En medio de las muchas voces que predicen un trágico panorama para el libro y su industria, ¿qué les espera a los editores?

©Dimitri Iundt • Tempsport • Corbis

 

Hace poco me pidieron que escribiera un texto largo sobre un asunto relacionado con la industria editorial, para una revista académica de la universidad donde trabajo. El encargo me agradó porque es una publicación realmente buena, y con un diseño muy elegante, pero además ni modo, estaba obligada: puesto que trabajo en un postgrado en edición, se supone que algo tengo que saber sobre el tema. De todas formas me di ochocientas vueltas y a ratos pensé que no sería capaz, primero porque yo no sé escribir en académico, yo solo escribo en común y corriente, y segundo porque ya estoy modulada para producir 3.500 caracteres, que es una columna de diario, o bien 7.000 caracteres, que es más o menos lo que escribo mensualmente aquí, pero no acostumbro a tender sábanas de 18.000 caracteres, y menos si tengo la sospecha de que ni mi abuelita los va a leer. Finalmente, cuando ya se hizo evidente que no tengo poderes telequinésicos y que el computador no iba a hacer el trabajo solo (y con lo caro que es, debiera), logré llenar un montón de páginas sin hacer demasiados chistes malos y pergeñando incluso unas muy doctas notas al pie, que lamentablemente eran lo mejor del texto, cuando se supone que debe ser al revés.

Lo interesante, o patético, o normal, es que terminé dejando fuera el tema que iba a ser el hilo conductor de mi larga sábana sobre la evolución del oficio editorial. Fue inconsciente pero ahora veo la razón: me mimeticé con el entorno y no me pareció elegante hablar de mutaciones, negocio, digital, mercado; queda mejor, más “fino”, hablar del pasado, de Feltrinelli, de Einaudi, de Max Perkins, de Jérôme Lindon, tan lindo. Pero lo cierto es que, si bien hacer memoria y respetar a nuestros mayores es bueno y necesario, no podemos quedarnos en nuestra mullida burbuja de papel, hablando de su olor irreemplazable y sintiéndonos superiores por eso; tenemos que hablar, pues, de cosas desagradables. O más bien interesantes, patéticas, normales.

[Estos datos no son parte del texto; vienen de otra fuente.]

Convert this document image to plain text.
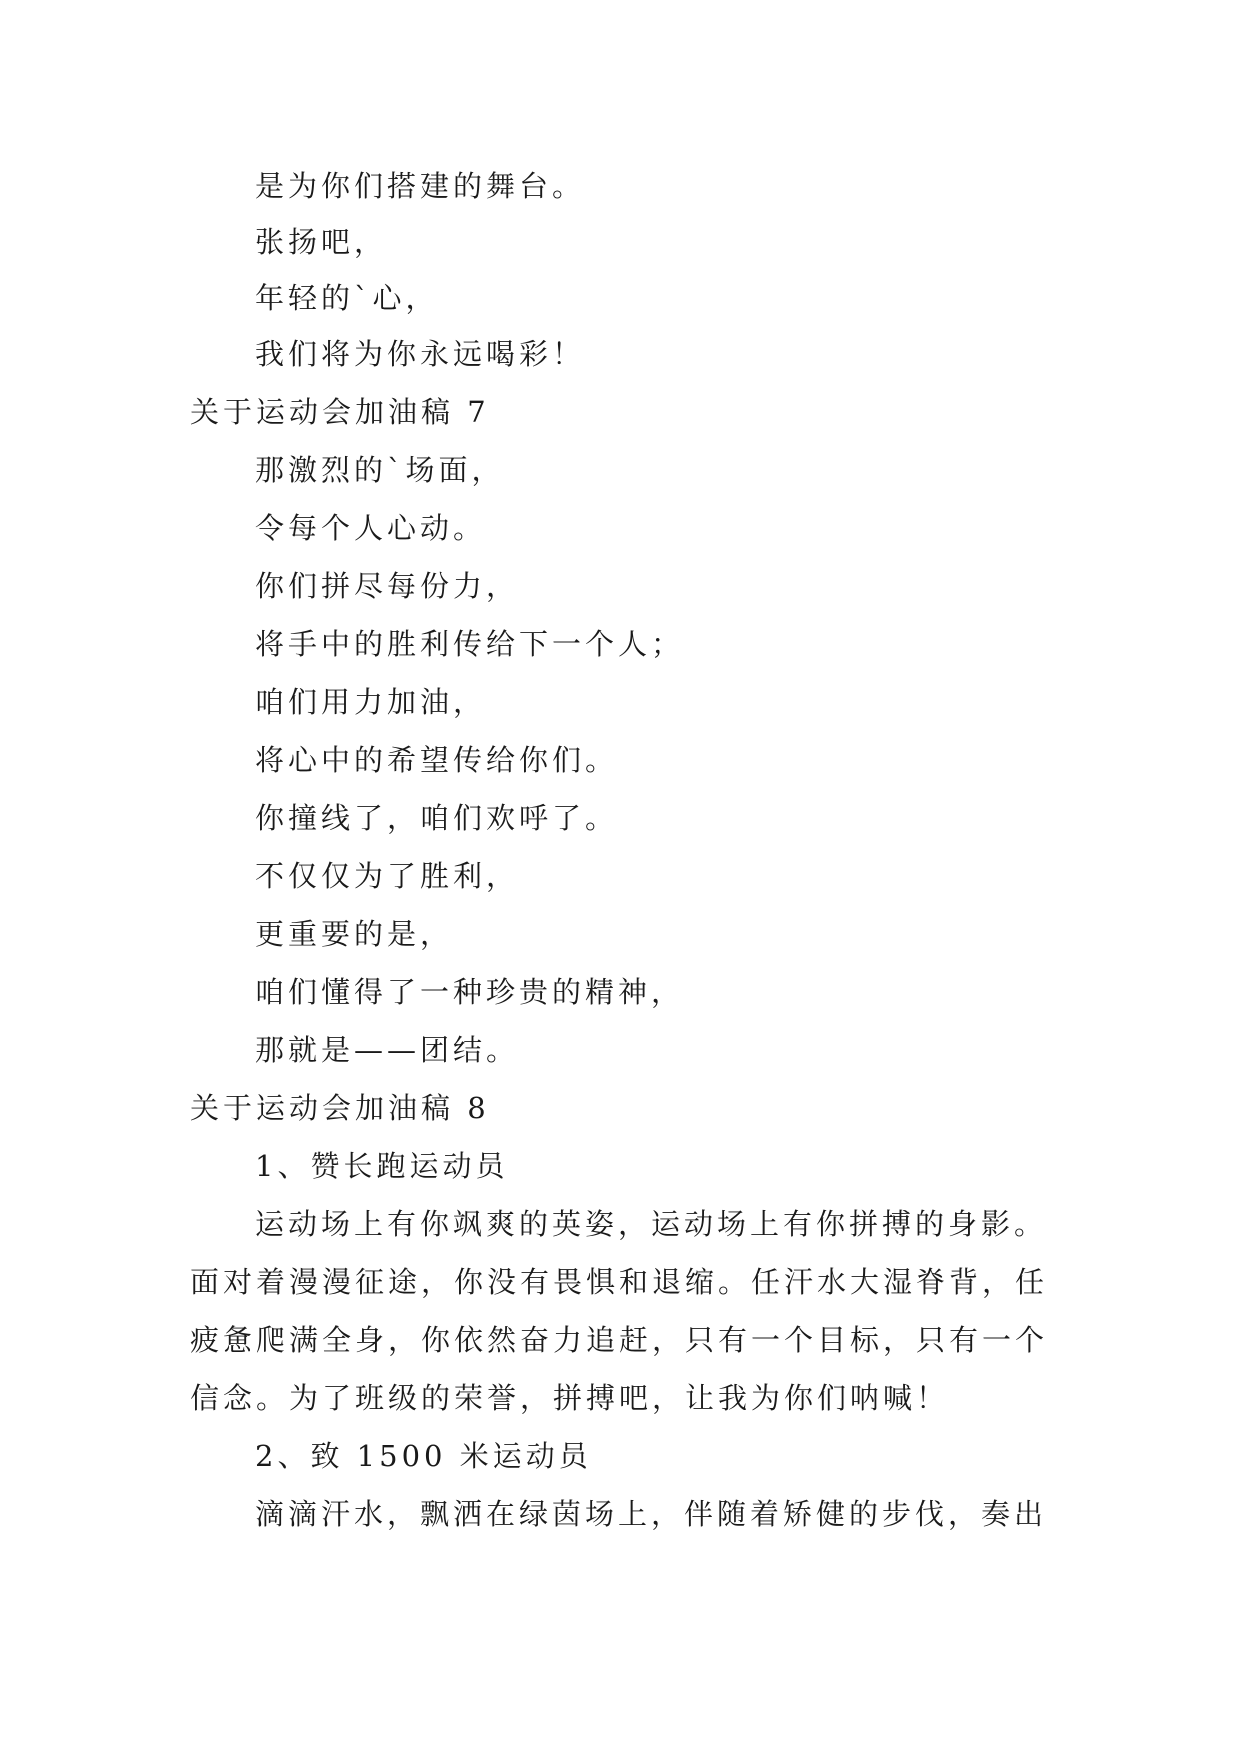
是为你们搭建的舞台。
张扬吧，
年轻的`心，
我们将为你永远喝彩！
关于运动会加油稿 7
那激烈的`场面，
令每个人心动。
你们拼尽每份力，
将手中的胜利传给下一个人；
咱们用力加油，
将心中的希望传给你们。
你撞线了，咱们欢呼了。
不仅仅为了胜利，
更重要的是，
咱们懂得了一种珍贵的精神，
那就是——团结。
关于运动会加油稿 8
1、赞长跑运动员
运动场上有你飒爽的英姿，运动场上有你拼搏的身影。
面对着漫漫征途，你没有畏惧和退缩。任汗水大湿脊背，任
疲惫爬满全身，你依然奋力追赶，只有一个目标，只有一个
信念。为了班级的荣誉，拼搏吧，让我为你们呐喊！
2、致 1500 米运动员
滴滴汗水，飘洒在绿茵场上，伴随着矫健的步伐，奏出
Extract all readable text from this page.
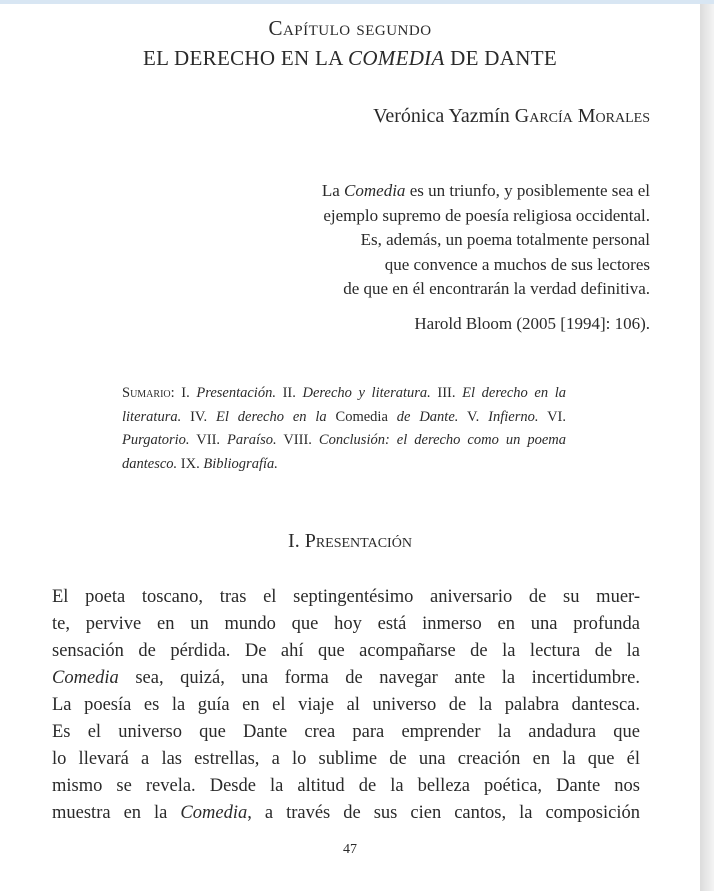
Capítulo segundo
EL DERECHO EN LA COMEDIA DE DANTE
Verónica Yazmín García Morales
La Comedia es un triunfo, y posiblemente sea el
ejemplo supremo de poesía religiosa occidental.
Es, además, un poema totalmente personal
que convence a muchos de sus lectores
de que en él encontrarán la verdad definitiva.
Harold Bloom (2005 [1994]: 106).
Sumario: I. Presentación. II. Derecho y literatura. III. El derecho en la literatura. IV. El derecho en la Comedia de Dante. V. Infierno. VI. Purgatorio. VII. Paraíso. VIII. Conclusión: el derecho como un poema dantesco. IX. Bibliografía.
I. Presentación
El poeta toscano, tras el septingentésimo aniversario de su muer-
te, pervive en un mundo que hoy está inmerso en una profunda
sensación de pérdida. De ahí que acompañarse de la lectura de la
Comedia sea, quizá, una forma de navegar ante la incertidumbre.
La poesía es la guía en el viaje al universo de la palabra dantesca.
Es el universo que Dante crea para emprender la andadura que
lo llevará a las estrellas, a lo sublime de una creación en la que él
mismo se revela. Desde la altitud de la belleza poética, Dante nos
muestra en la Comedia, a través de sus cien cantos, la composición
47
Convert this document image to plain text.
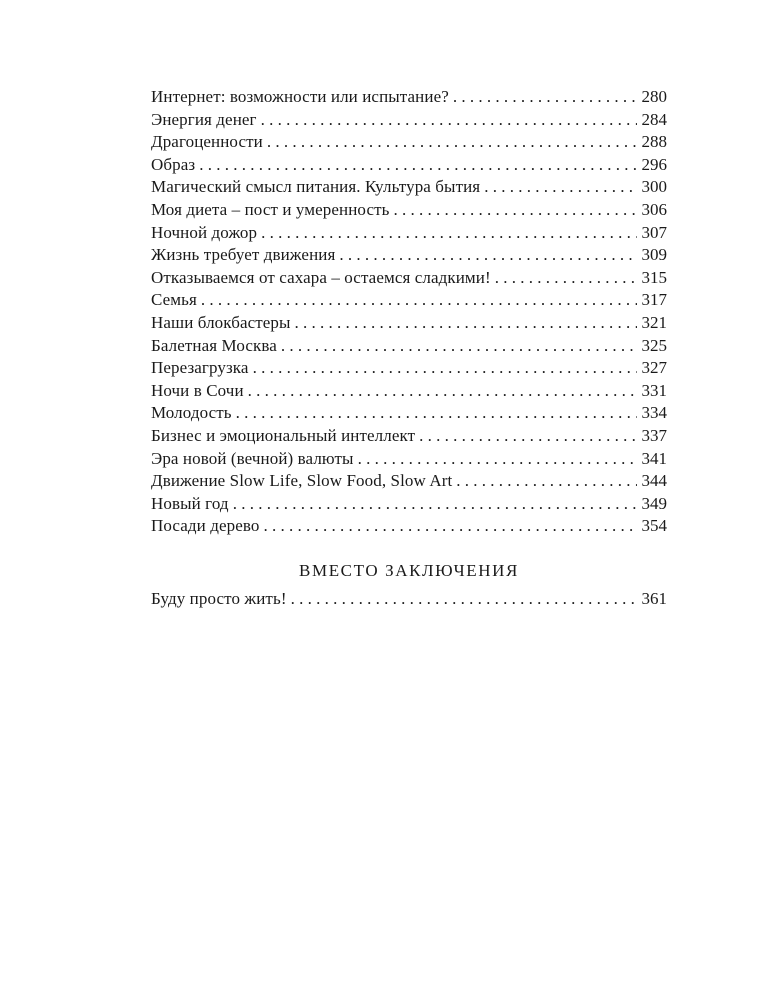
Интернет: возможности или испытание? . . .	280
Энергия денег . . .	284
Драгоценности . . .	288
Образ . . .	296
Магический смысл питания. Культура бытия . . .	300
Моя диета – пост и умеренность . . .	306
Ночной дожор . . .	307
Жизнь требует движения . . .	309
Отказываемся от сахара – остаемся сладкими! . . .	315
Семья . . .	317
Наши блокбастеры . . .	321
Балетная Москва . . .	325
Перезагрузка . . .	327
Ночи в Сочи . . .	331
Молодость . . .	334
Бизнес и эмоциональный интеллект . . .	337
Эра новой (вечной) валюты . . .	341
Движение Slow Life, Slow Food, Slow Art . . .	344
Новый год . . .	349
Посади дерево . . .	354
ВМЕСТО ЗАКЛЮЧЕНИЯ
Буду просто жить! . . .	361
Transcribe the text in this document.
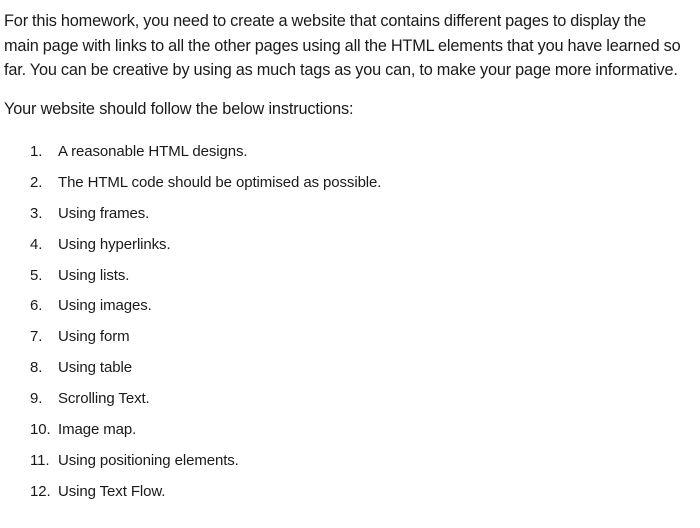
For this homework, you need to create a website that contains different pages to display the
main page with links to all the other pages using all the HTML elements that you have learned so
far. You can be creative by using as much tags as you can, to make your page more informative.

Your website should follow the below instructions:

1.	A reasonable HTML designs.
2.	The HTML code should be optimised as possible.
3.	Using frames.
4.	Using hyperlinks.
5.	Using lists.
6.	Using images.
7.	Using form
8.	Using table
9.	Scrolling Text.
10. Image map.
11. Using positioning elements.
12. Using Text Flow.
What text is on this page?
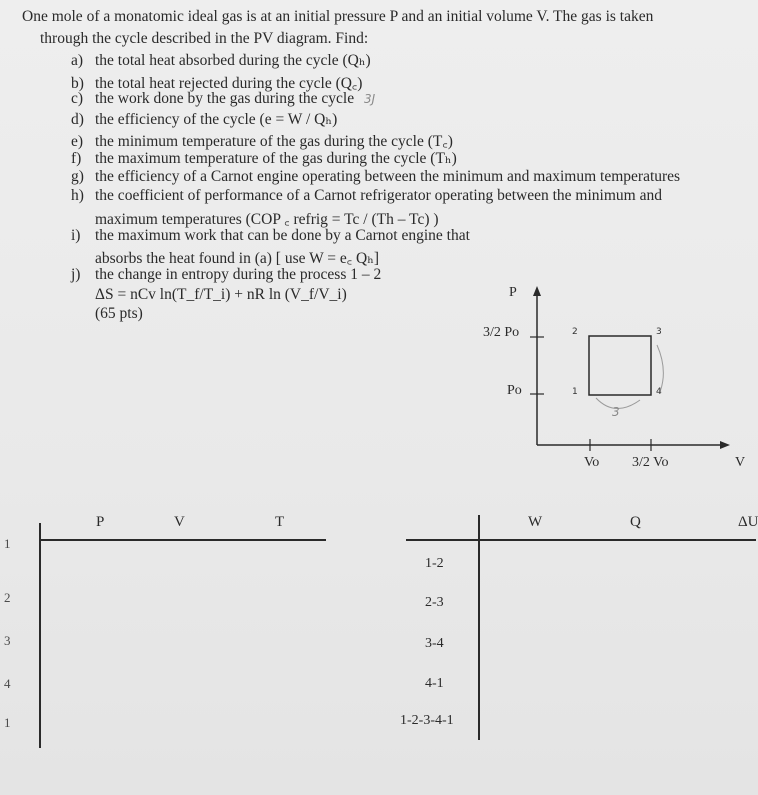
One mole of a monatomic ideal gas is at an initial pressure P and an initial volume V. The gas is taken
through the cycle described in the PV diagram. Find:
a) the total heat absorbed during the cycle (Qₕ)
b) the total heat rejected during the cycle (Q꜀)
c) the work done by the gas during the cycle 3J
d) the efficiency of the cycle (e = W / Qₕ)
e) the minimum temperature of the gas during the cycle (T꜀)
f) the maximum temperature of the gas during the cycle (Tₕ)
g) the efficiency of a Carnot engine operating between the minimum and maximum temperatures
h) the coefficient of performance of a Carnot refrigerator operating between the minimum and
maximum temperatures (COP ꜀ refrig = Tc / (Th – Tc) )
i) the maximum work that can be done by a Carnot engine that
absorbs the heat found in (a) [ use W = e꜀ Qₕ]
j) the change in entropy during the process 1 – 2
ΔS = nCv ln(T_f/T_i) + nR ln (V_f/V_i)
(65 pts)
P
3/2 Po
Po
Vo 3/2 Vo	V
1
2	3
4
3
P	V	T
1
2
3
4
1
W	Q	ΔU
1-2
2-3
3-4
4-1
1-2-3-4-1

Por ejemplo esta. Una de las consecuencias tediosas del proceso de cambio brutal y apanicado que hoy vive el oficio y la industria es la inevitable proliferación de los gurúes del libro. Están por todas partes, los dizque consultores, y aunque son muy útiles también producen cierto desasosiego, no porque sepan algo que los demás no sabemos, sino precisamente porque no parecen saber lo suficiente1; al menos para transmitir la certeza de que en el fascinante pero incierto nuevo mundo digital va a mantenerse la idea de que es importante leer textos largos que constituyen una unidad de sentido (antes conocidos como libros). No es su culpa. Dije tedio, dije desasosiego, pero también entiendo que es difícil predecir el futuro, sobre todo cuando no es evidente que tenga un lugar reservado para nosotros. Y nadie anuncia voluntariamente su extinción, ni tonto que fuera.

De todos modos, hay ciertas ideas en las que todos parecen estar de acuerdo y que las empresas con más espaldas –o alas– ya han comenzado a tentar. Ese discurso de lógica comercial dice más o menos así, en la formulación de Richard Nash, quien ya habla de publishing 3.0 (oh, lo del medio parece que me lo perdí): en el siglo XX, el único que tenemos como referencia de la edición moderna, básicamente la pregunta que importaba era qué publicar, y a qué precio, pero en el siglo XXI esa pregunta ya no tiene sentido. Puesto que la oferta digital de títulos tenderá a ser infinita, y por lo tanto el precio del contenido tenderá cada vez más hacia el cero, ya no importa demasiado qué publicar, ni cuánto podemos cobrar por ello. Entonces, si ya no se puede controlar la oferta, hay que controlar la demanda. En otras palabras, ahora la pregunta clave en el negocio editorial es: qué quiere la gente.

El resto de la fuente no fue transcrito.